Sir Jim Mackey, NHS Chief Executive, said the figures went beyond statistics. "This is a huge moment for the NHS," he said. "Hitting our targets for the first time in years hasn't happened by accident. It's been down to an absolutely enormous effort from NHS staff up and down the country." He added that the improvements reflected real progress for patients and communities rather than movements in reported figures alone.
Wes Streeting, the Health and Social Care Secretary, said the results confirmed that the government's approach was working. "This is the biggest cut in waiting lists in a single month in 17 years," he said, adding that the trajectory placed the government on course to deliver what he described as the fastest reduction in waiting times in NHS history. He credited government investment and modernisation alongside the efforts of NHS staff, while acknowledging further progress was still required.

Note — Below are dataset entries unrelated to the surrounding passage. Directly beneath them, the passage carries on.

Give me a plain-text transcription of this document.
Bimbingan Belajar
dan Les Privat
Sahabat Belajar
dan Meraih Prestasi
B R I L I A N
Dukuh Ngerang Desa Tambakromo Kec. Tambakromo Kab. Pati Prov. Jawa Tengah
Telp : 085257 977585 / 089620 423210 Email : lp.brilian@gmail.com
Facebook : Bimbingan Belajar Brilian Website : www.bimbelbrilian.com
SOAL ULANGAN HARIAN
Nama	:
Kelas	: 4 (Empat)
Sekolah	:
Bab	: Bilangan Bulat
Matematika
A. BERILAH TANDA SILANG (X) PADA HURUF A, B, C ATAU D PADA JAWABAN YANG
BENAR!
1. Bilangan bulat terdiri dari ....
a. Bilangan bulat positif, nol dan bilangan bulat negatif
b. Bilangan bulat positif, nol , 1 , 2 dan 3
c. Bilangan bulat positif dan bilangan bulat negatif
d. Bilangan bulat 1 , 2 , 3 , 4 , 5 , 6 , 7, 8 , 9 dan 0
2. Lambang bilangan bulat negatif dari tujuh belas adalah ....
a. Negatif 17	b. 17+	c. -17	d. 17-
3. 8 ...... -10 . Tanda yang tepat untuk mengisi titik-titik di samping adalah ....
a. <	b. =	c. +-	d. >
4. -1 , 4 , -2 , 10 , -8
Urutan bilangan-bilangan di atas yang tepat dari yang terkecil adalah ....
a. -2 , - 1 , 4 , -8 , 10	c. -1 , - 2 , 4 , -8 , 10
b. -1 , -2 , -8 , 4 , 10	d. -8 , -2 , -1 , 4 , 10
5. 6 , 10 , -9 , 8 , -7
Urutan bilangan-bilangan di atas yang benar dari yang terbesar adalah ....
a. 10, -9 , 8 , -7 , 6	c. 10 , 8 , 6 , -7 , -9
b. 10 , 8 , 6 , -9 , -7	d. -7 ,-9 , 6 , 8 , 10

Wednesday's data marks a measurable shift in NHS performance after years in which the 18-week standard proved consistently out of reach. The waiting list remains large and demand on services shows no sign of easing. Whether the health service can sustain these reductions while managing continued pressure on emergency care, primary care and its workforce will determine whether March 2026 proves to be a durable turning point or a temporary peak in an ongoing struggle.